Ce vendredi 20 mars 2026, la communauté musulmane de Guinèe a célébré la fête du Ramadan, cette année marquée par 30 jours de jeûne et de pénitence. À Nongo, dans la commune de Lambanyi, plusieurs fidèles musulmans se sont rassemblés dès 9 heures au stade Petit Sory pour accomplir la prière.

Parmi les personnalités du gouvernement figuraient la ministre de la Santé, Madame Khaïté Sall, la ministre de l’Agriculture, Aminta Kaba, ainsi qu’Aboubacar Camara, ministre de l’Assainissement, mais également le propriétaire du stade, Kerfalla Camara. L’imam délégué pour diriger la prière a centré son sermon sur l’unité nationale, le pardon, la tolérance et le vivre-ensemble. Il a délivré ce message fort dans l’une des langues nationales.

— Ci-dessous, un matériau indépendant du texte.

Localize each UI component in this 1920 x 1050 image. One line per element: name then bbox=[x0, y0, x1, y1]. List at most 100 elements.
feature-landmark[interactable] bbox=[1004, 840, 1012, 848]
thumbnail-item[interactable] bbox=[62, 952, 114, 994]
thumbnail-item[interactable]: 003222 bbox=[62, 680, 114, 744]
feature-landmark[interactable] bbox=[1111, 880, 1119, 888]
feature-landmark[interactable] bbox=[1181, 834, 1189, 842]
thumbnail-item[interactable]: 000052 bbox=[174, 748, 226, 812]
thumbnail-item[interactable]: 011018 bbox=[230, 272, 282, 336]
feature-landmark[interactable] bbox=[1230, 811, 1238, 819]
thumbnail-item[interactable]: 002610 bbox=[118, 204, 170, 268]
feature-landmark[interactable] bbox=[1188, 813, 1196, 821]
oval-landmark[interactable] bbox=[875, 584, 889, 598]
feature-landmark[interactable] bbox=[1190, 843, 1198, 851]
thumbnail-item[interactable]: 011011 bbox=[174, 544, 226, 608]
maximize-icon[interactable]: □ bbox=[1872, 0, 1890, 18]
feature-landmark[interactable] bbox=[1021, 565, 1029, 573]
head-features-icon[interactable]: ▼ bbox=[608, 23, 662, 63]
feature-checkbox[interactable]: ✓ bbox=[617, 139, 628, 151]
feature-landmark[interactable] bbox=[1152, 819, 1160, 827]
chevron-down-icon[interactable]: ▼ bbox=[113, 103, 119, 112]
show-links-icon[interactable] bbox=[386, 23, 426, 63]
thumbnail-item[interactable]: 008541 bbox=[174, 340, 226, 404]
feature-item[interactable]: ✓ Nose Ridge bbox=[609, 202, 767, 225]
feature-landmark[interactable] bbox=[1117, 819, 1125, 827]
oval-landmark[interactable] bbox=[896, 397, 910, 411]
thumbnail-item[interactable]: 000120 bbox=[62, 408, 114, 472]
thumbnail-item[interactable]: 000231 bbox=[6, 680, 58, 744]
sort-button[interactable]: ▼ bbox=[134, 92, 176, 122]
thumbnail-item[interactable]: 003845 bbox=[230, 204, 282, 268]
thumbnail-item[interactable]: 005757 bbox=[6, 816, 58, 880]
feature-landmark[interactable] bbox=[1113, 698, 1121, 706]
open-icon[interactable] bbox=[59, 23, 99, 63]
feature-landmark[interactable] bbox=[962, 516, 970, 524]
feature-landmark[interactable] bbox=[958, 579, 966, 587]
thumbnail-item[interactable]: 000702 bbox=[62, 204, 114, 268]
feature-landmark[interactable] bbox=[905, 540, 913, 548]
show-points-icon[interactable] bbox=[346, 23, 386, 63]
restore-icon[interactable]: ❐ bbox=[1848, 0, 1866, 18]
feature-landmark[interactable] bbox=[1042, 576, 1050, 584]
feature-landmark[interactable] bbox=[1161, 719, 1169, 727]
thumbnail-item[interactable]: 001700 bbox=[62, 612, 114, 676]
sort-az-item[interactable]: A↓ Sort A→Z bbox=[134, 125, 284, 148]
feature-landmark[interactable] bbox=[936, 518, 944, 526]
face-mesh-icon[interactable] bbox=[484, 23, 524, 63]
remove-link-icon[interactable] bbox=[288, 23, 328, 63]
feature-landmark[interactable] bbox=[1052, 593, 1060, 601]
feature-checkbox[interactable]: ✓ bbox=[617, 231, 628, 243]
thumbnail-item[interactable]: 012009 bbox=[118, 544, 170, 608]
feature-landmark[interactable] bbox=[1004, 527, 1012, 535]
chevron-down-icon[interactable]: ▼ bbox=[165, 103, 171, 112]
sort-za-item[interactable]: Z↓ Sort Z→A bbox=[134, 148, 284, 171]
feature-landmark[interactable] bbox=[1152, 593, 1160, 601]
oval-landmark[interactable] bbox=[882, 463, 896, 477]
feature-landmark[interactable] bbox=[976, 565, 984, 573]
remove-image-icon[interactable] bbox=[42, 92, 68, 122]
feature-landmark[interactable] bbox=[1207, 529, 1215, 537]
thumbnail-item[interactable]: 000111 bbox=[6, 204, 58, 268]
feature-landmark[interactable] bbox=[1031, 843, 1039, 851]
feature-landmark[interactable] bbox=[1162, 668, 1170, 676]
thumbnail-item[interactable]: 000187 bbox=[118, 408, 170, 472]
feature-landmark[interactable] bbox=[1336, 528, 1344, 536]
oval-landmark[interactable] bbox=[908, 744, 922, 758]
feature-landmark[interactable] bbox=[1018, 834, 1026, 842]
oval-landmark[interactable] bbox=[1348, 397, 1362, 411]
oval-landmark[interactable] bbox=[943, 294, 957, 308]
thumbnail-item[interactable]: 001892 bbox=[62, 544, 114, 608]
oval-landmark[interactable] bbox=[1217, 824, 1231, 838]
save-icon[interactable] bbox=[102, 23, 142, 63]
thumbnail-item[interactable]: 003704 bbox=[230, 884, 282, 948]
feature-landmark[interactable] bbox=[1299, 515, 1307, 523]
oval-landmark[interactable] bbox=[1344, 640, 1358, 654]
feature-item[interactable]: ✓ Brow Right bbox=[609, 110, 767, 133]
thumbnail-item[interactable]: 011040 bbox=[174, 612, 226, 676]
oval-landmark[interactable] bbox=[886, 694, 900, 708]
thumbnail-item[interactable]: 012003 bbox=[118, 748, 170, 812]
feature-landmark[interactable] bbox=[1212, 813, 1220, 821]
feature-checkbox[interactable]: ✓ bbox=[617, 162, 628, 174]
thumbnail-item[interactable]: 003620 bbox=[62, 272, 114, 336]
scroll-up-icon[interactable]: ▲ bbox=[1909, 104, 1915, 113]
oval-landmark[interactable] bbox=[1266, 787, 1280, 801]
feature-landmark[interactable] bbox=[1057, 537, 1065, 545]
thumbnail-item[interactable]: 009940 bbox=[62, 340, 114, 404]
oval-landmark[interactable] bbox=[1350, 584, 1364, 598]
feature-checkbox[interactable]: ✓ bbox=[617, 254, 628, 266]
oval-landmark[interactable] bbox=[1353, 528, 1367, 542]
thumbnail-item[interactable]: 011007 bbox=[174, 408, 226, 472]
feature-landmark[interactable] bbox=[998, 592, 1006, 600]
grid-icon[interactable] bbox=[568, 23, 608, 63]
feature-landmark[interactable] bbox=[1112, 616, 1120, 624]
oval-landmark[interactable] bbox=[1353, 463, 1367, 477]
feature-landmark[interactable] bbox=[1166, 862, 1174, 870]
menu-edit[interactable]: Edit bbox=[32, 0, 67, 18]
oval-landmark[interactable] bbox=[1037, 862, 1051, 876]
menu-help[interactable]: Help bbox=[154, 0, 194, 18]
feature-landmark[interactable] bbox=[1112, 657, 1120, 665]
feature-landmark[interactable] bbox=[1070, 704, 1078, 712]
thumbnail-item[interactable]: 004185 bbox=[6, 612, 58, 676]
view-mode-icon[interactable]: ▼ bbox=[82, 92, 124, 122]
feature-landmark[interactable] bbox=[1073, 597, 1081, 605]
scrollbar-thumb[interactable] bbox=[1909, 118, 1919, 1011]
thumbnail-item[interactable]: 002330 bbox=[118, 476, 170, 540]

Parmi les fidèles présents, Mohamed Touré, peintre à Cosa, a livré ses impressions juste après la prière : « En cette occasion bénie de fête, je souhaite à tous les citoyens, ainsi qu’à l’ensemble du peuple de Guinée, une célébration paisible. C’est la énième fois que je quitte mon quartier pour venir ici à cause de mon père. Je prie Dieu qu’il nous accorde plusieurs autres fêtes dans la santé et la paix. »

Même sentiment de satisfaction chez Ousmane Yattara, accompagné de ses deux enfants : « Je remercie Dieu de m’avoir accordé sa grâce en cette journée. Je suis heureux d’avoir participé à la prière ici à Conakry, même si c’est la première fois que je ne me rends pas à Baro, mon village natal, pour la Tabaski. À cause de l’affluence et des déplacements, j’ai préféré rester prudent cette année. L’année prochaine, inshallah, je serai à Baro. Cultivons la paix pour une Guinée unie et développée. »

Présente également, Aïcha Dioubaté s’est dite touchée par le message de l’imam : « Ce sermon m’a profondément émue. Parler de paix, de pardon… J’ai prié pour la stabilité de la Guinée et pour que nos dirigeants écoutent les sages paroles de nos guides religieux. »

Dans un contexte national parfois tendu, le rappel à la cohésion sociale et au pardon constitue un appel à la responsabilité de chacun pour une Guinée stable.